Именно эта часть книги и вызвала внезапный шквал, обрушившийся на голову бедного Дриффилда. Первые несколько дней после выхода книги казалось, что все пойдет так же, как и с прежними его романами: что она будет удостоена обстоятельных рецензий, в целом похвальных, хотя и не без оговорок, и будет раскупаться понемногу, но в общем неплохо. Рози рассказывала мне, что он надеялся заработать фунтов триста, и поговаривала о том, как бы на лето снять дачу у реки. Первые два или три отзыва были ни к чему не обязывающими; а потом одна из утренних газет разразилась целым столбцом резких нападок. Книга была объявлена намеренно оскорбительной и непристойной; попало и выпустившим ее издателям. Газета рисовала ужасные картины того разлагающего влияния, которое возымеет книга на английскую молодежь, и называла ее вопиющим оскорблением женственности. Рецензент возмущался тем, что книга может попасть в руки юношей и невинных девушек. Другие газеты последовали примеру первой. Те, что поглупее, требовали запретить книгу, и кое-кто с серьезным видом задавал вопрос, не следует ли тут вмешаться прокурору. Осуждение было единодушным; если время от времени какой-нибудь отважный писатель, привычный к более реалистической континентальной литературе, и утверждал, что Эдуард Дриффилд не написал ничего лучше этой книги, то на него не обращали внимания, приписывая его искреннее мнение неизменному желанию угодить галерке. Библиотеки прекратили выдачу книги, а хозяева книжных киосков на железнодорожных станциях отказывались ее брать.
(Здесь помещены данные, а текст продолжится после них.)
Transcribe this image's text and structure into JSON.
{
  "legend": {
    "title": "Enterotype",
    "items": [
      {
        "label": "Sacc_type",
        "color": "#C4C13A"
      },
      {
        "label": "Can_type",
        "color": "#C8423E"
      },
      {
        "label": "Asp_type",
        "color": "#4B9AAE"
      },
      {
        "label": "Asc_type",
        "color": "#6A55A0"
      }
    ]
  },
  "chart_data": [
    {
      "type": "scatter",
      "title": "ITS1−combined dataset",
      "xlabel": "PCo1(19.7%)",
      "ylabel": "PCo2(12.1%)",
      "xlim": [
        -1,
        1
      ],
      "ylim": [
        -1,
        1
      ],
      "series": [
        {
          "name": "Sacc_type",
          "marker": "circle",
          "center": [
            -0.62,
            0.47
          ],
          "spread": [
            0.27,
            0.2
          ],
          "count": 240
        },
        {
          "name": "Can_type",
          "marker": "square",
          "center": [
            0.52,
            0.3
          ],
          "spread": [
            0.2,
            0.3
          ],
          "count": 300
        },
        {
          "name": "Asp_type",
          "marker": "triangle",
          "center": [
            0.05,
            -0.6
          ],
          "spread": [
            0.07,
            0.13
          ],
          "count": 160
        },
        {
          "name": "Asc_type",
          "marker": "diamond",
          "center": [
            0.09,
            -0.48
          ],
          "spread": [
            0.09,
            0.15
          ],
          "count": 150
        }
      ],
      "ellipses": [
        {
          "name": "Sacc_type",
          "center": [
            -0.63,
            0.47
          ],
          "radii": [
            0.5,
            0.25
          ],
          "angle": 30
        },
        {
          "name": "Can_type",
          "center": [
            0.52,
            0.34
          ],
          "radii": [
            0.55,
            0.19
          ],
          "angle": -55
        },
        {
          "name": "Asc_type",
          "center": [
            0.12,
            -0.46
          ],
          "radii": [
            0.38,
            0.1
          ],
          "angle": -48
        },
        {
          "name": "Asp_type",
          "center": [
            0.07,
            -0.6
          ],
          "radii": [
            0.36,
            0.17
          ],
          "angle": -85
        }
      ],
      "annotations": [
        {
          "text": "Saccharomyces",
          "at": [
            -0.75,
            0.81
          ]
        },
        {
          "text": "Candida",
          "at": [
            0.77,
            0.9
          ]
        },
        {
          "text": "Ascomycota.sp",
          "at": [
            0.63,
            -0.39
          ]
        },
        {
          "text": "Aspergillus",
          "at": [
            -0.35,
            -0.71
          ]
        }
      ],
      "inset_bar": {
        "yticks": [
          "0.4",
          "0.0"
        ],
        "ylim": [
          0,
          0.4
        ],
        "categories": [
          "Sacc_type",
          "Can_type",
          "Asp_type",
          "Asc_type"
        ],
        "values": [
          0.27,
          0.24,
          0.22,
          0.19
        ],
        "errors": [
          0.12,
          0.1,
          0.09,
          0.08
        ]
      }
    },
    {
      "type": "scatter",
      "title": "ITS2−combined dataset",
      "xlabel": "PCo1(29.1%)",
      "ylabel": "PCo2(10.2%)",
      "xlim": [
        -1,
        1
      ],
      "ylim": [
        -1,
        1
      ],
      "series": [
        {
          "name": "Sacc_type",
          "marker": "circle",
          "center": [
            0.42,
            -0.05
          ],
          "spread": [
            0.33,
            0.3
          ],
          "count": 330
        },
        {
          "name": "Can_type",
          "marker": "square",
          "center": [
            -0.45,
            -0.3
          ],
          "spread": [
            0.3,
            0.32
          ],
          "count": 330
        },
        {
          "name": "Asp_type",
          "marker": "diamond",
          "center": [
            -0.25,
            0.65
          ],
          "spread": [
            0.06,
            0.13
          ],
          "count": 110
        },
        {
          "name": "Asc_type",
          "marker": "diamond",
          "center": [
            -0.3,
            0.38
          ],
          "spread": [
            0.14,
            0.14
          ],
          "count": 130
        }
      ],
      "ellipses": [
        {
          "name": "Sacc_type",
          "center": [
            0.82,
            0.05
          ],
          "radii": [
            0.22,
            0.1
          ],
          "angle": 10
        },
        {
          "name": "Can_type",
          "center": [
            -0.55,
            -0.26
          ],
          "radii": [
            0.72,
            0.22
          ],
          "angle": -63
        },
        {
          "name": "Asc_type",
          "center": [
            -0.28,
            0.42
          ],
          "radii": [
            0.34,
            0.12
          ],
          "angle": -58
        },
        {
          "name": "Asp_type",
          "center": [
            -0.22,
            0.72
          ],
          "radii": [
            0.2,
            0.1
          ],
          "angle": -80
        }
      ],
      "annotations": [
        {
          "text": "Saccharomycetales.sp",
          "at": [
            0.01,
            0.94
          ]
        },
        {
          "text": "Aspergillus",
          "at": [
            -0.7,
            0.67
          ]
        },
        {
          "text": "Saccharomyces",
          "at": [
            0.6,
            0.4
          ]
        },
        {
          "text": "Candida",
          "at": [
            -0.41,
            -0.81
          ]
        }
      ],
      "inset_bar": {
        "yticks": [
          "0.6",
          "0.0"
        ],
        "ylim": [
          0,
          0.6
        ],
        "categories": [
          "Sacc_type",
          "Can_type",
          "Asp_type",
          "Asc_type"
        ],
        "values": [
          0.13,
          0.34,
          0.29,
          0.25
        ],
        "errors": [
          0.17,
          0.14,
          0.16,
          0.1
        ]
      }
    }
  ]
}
Все это, естественно, было Эдуарду Дриффилду очень неприятно, но он держался с философским спокойствием и только пожимал плечами.
— Они говорят, что это неправда, — улыбался он. — Пусть катятся к черту — там все истинная правда.
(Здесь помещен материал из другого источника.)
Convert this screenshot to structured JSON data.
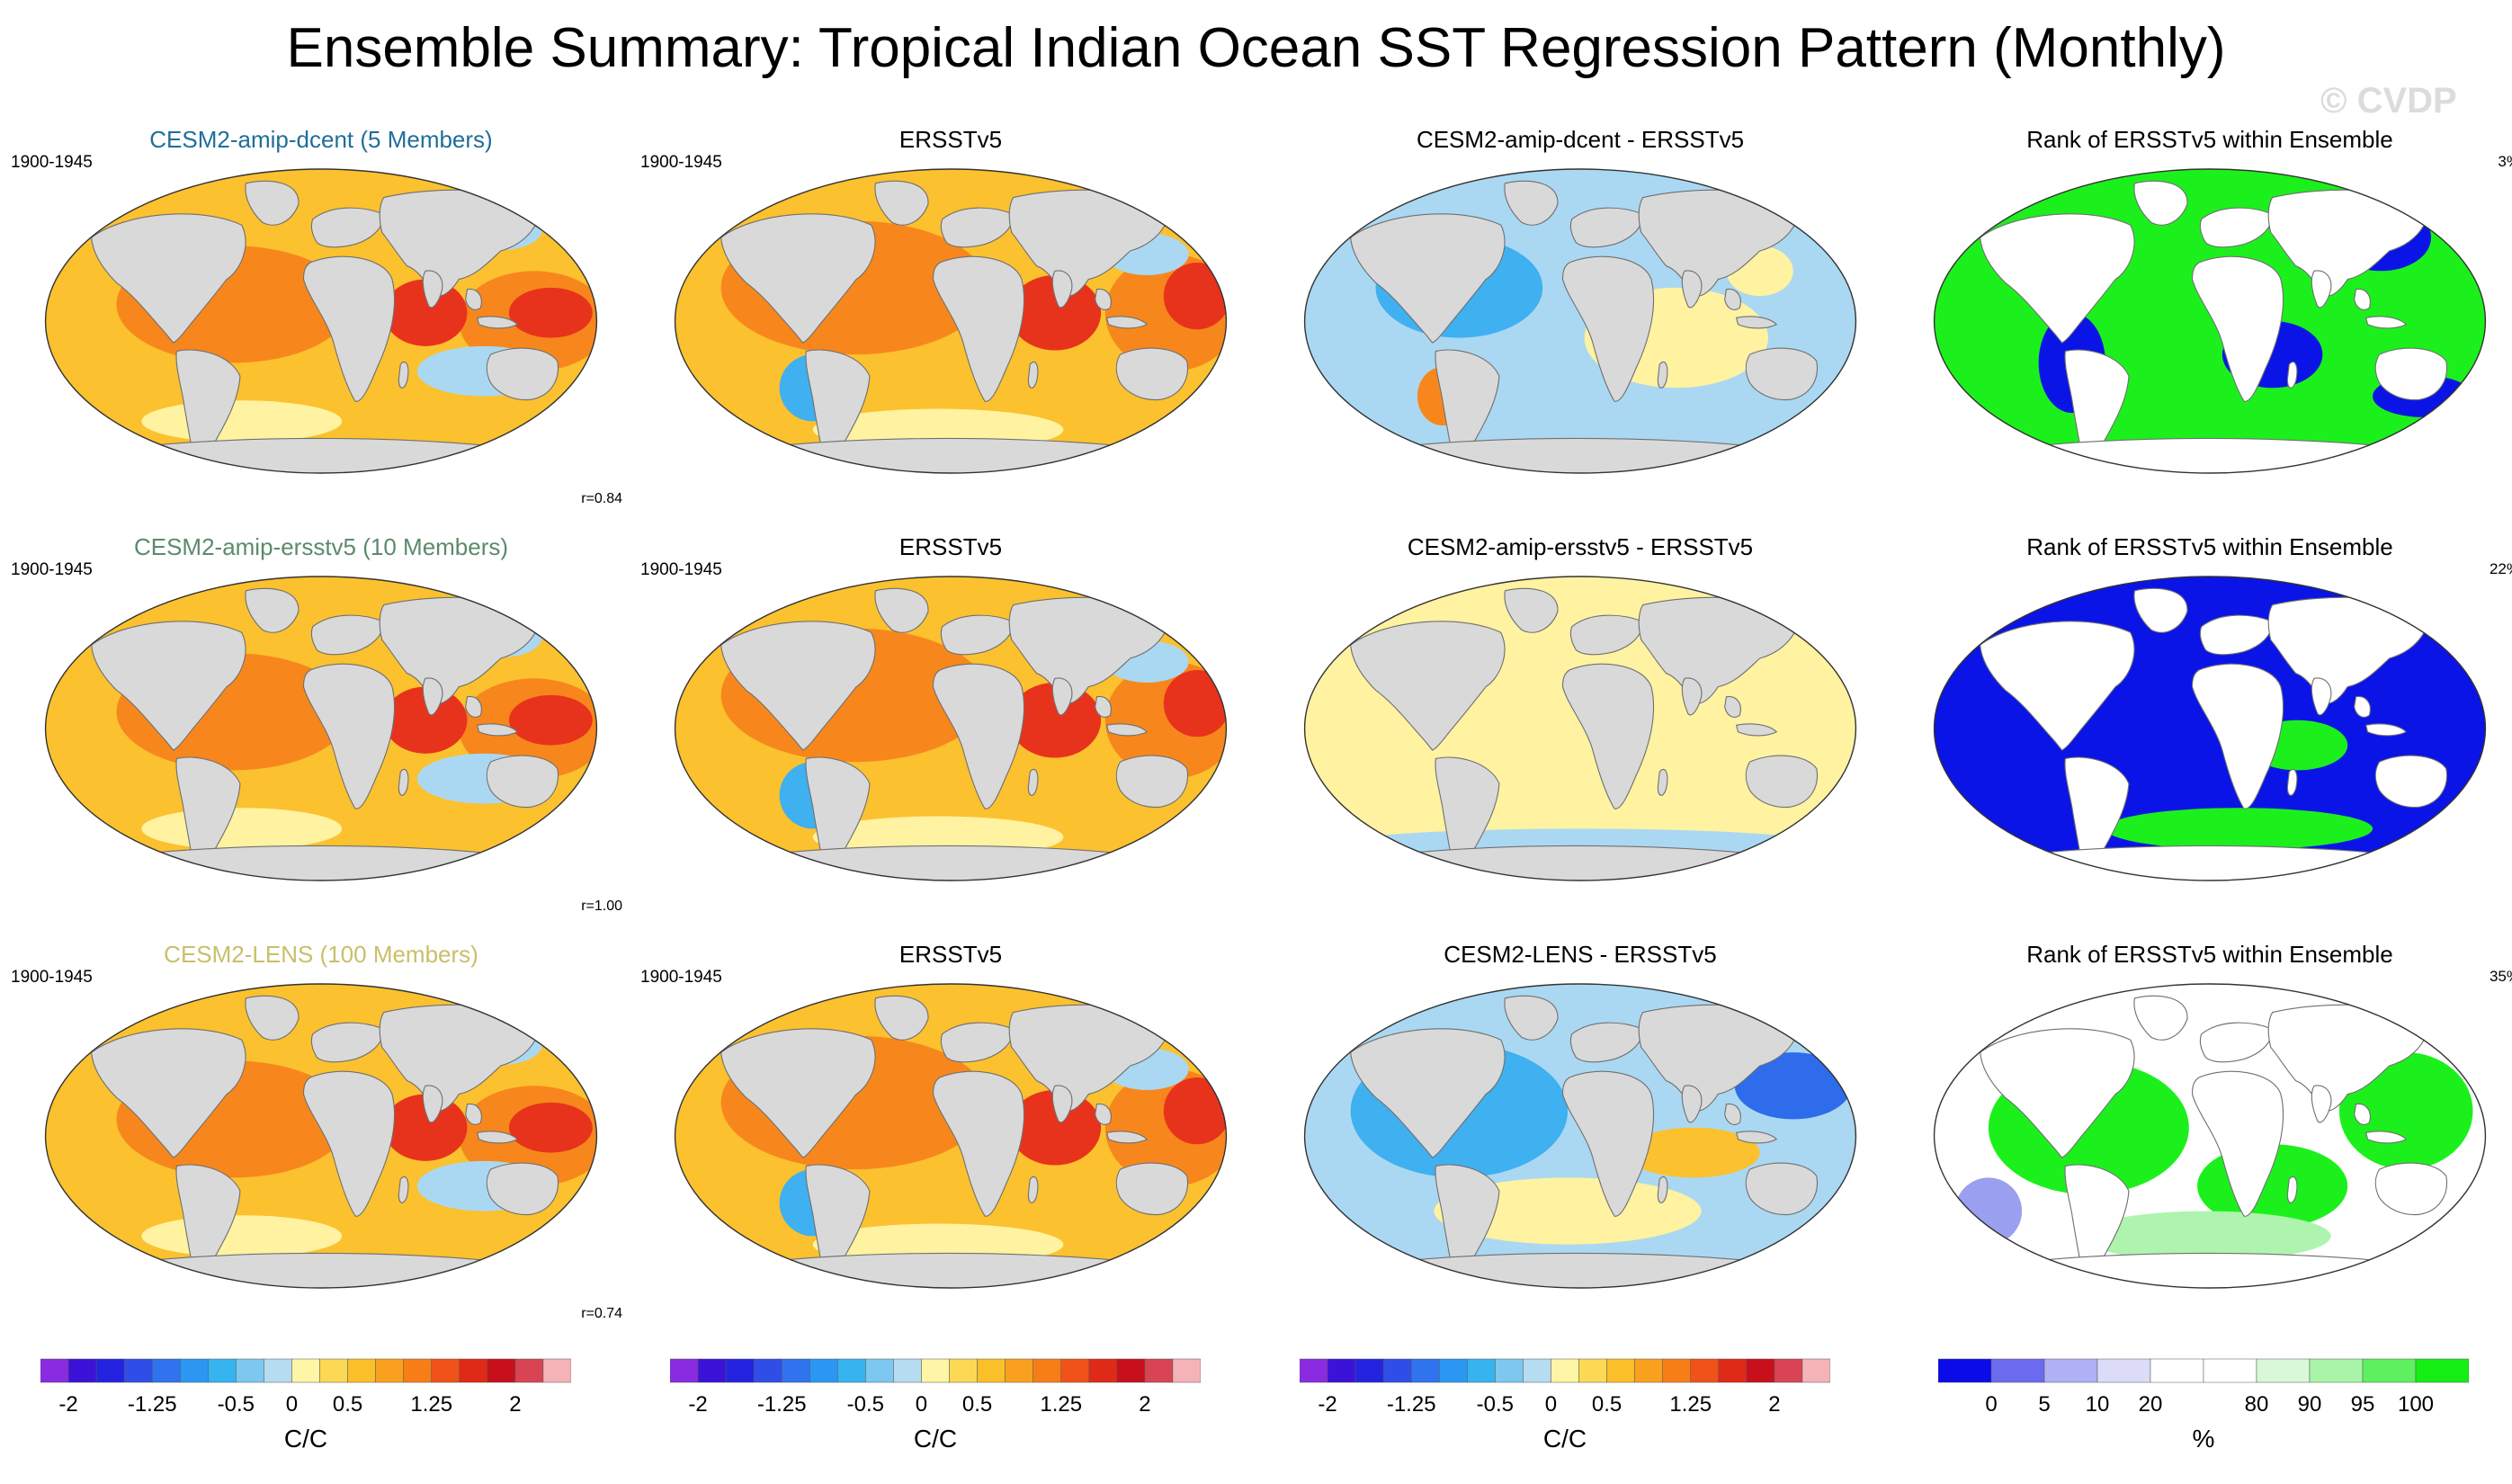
{
  "title": "Ensemble Summary: Tropical Indian Ocean SST Regression Pattern (Monthly)",
  "watermark": "© CVDP",
  "rows": [
    {
      "model_title": "CESM2-amip-dcent (5 Members)",
      "model_color": "#1f6e99",
      "period": "1900-1945",
      "obs_title": "ERSSTv5",
      "obs_period": "1900-1945",
      "diff_title": "CESM2-amip-dcent - ERSSTv5",
      "rank_title": "Rank of ERSSTv5 within Ensemble",
      "rank_pct": "3%",
      "corr": "r=0.84"
    },
    {
      "model_title": "CESM2-amip-ersstv5 (10 Members)",
      "model_color": "#5c8a6b",
      "period": "1900-1945",
      "obs_title": "ERSSTv5",
      "obs_period": "1900-1945",
      "diff_title": "CESM2-amip-ersstv5 - ERSSTv5",
      "rank_title": "Rank of ERSSTv5 within Ensemble",
      "rank_pct": "22%",
      "corr": "r=1.00"
    },
    {
      "model_title": "CESM2-LENS (100 Members)",
      "model_color": "#c9bf6a",
      "period": "1900-1945",
      "obs_title": "ERSSTv5",
      "obs_period": "1900-1945",
      "diff_title": "CESM2-LENS - ERSSTv5",
      "rank_title": "Rank of ERSSTv5 within Ensemble",
      "rank_pct": "35%",
      "corr": "r=0.74"
    }
  ],
  "sst_colorbar": {
    "colors": [
      "#8a2be2",
      "#3a12d8",
      "#2323e0",
      "#2f4ee8",
      "#2f73ef",
      "#2b97f2",
      "#35b4f0",
      "#7cc8f0",
      "#b6dcf2",
      "#fff5a6",
      "#fcd954",
      "#fbbf2a",
      "#f9a11e",
      "#f77e16",
      "#f0521a",
      "#e02a18",
      "#c8101c",
      "#d84454",
      "#f5b3b8"
    ],
    "labels": [
      "-2",
      "-1.25",
      "-0.5",
      "0",
      "0.5",
      "1.25",
      "2"
    ],
    "label_boxes": [
      1,
      4,
      7,
      9,
      11,
      14,
      17
    ],
    "unit": "C/C"
  },
  "rank_colorbar": {
    "colors": [
      "#0b0bea",
      "#6b6bf0",
      "#b0b0f5",
      "#dcdcf8",
      "#ffffff",
      "#ffffff",
      "#d8f8d8",
      "#a8f5a8",
      "#5ff05f",
      "#14ee14"
    ],
    "labels": [
      "0",
      "5",
      "10",
      "20",
      "80",
      "90",
      "95",
      "100"
    ],
    "label_boxes": [
      1,
      2,
      3,
      4,
      6,
      7,
      8,
      9
    ],
    "unit": "%"
  },
  "map_colors": {
    "land": "#d9d9d9",
    "land_stroke": "#707070",
    "warm_strong": "#e8331c",
    "warm_mid": "#f7871c",
    "warm_light": "#fbc12e",
    "warm_pale": "#fff2a1",
    "cool_light": "#aad8f2",
    "cool_mid": "#3fb0f0",
    "cool_strong": "#2e6cec",
    "rank_blue": "#0a14e6",
    "rank_green": "#1cf01c",
    "rank_lightgreen": "#aef4ae",
    "rank_lightblue": "#9a9ff0"
  }
}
Немалую поддержку в то трудное время он черпал в верности своих друзей. Восхищаться «Чашей жизни» стало признаком эстетической проницательности; возмущаться ею — значило сознаться в своем филистерстве. Миссис Бартон Траффорд без колебаний объявила книгу шедевром, и, хотя для появления статьи Бартона в «Куортерли» момент был сочтен неподходящим, ее вера в будущее Эдуарда Дриффилда осталась незыблемой. Сейчас странно (и поучительно) читать эту книгу, вызвавшую такую сенсацию: в ней нет ни одного слова, способного заставить покраснеть даже самого невинного читателя, ни одного эпизода, который мог бы хоть чуточку смутить человека, привыкшего к нынешним романам.